"All Heaven Allows" on Ciné Classic: A Critique of Provincial and Bourgeois America of the 1950s

It is one of the peaks of the last part of the Hollywood career of Douglas Sirk

"All Heaven Allows" on Ciné Classic: A Critique of Provincial and Bourgeois America of the 1950s

It is one of the peaks of the last part of the Hollywood career of Douglas Sirk. Her art of melodrama, or more exactly of "women's picture", reached its peak. Produced by Ross Hunter for Universal in 1956, All That Heaven Allows (for once a good literal translation of the original title, All That Heaven Allows) contains in an incredibly condensed way all of the filmmaker's concerns, here helped by his loyal collaborators and talented, Russel Metty for photography, Frank Skinner for music, in particular.

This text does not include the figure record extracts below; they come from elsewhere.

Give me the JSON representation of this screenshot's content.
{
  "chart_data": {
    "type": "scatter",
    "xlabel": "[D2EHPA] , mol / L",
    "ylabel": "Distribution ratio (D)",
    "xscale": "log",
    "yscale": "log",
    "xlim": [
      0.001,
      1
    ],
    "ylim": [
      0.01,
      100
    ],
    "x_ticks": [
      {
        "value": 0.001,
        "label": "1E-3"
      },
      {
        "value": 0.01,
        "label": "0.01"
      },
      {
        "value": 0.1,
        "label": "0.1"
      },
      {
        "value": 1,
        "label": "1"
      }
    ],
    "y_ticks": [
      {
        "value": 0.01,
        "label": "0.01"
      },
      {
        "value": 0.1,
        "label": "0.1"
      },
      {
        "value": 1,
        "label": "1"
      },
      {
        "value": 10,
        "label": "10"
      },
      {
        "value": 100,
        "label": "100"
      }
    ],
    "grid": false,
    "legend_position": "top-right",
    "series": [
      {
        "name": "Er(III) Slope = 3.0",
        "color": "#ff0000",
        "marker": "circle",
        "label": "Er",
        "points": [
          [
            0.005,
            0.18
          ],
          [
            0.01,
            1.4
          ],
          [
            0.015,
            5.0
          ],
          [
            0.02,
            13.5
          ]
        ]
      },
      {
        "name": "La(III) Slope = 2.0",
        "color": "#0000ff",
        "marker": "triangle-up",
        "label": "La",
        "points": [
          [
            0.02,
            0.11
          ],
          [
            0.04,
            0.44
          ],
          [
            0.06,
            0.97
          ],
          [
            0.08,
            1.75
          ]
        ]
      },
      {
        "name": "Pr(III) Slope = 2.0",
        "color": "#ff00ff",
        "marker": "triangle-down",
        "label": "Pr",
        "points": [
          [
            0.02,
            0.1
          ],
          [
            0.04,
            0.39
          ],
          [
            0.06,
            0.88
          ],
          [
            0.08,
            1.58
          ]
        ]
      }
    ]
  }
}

In the provincial and bourgeois America of the 1950s, a situation exposes all the tensions that run through a community rigidified by its conventions. A young widow, played by Jane Wyman, falls in love with the man in charge of tending her garden. He is poor and younger than her, a double cause of scandal.

He is Rock Hudson, embodying a kind of quiet strength in his rejection of the rules of civilization, and radiating an erotic energy that stirs the entire female population and accentuates the sexual frustrations of the community.

abstract work

The marriage projects of the protagonists thus come up against the social rules of small society and the refusal of the two children, who are almost adults, of the woman. This offspring, as often with Douglas Sirk (Tomorrow is another day), embodies a very virulent and harmful repressive and conformist power.

All Heaven Allows becomes a radical critique of class prejudice and barriers as well as female alienation. The reconstruction in the studio, which connects the images of postcards and the artificial places, transforms the film into an abstract work, which has become a battlefield of pure ideas and affects. The staging manages, with impressive talent, to enclose the heroine, victim of the hypocrisy and moral prescriptions of her environment, in frames and reflections, as if she were already visually imprisoned in her own environment.

In 1955, when All That Heaven Allows was released in America, the New York Times barely mentions the name of the director who left Nazi Germany in 1938, the weekly Time avoids him completely, to focus on the casting, featuring Jane Wyman and Rock Hudson. It was not until the rediscovery of Sirk by French critics in the 1970s that the filmmaker was finally respected.

Rainer Werner Fassbinder (a great admirer of Sirk) will shoot, in 1974, a variation on the theme of love prevented by social barriers and conventions, telling, with All the others are called Ali, the affair of a German in his sixties and a Moroccan immigrant worker. In 2002, Todd Haynes will offer, with Far from paradise, a conceptual pastiche devoid of interest.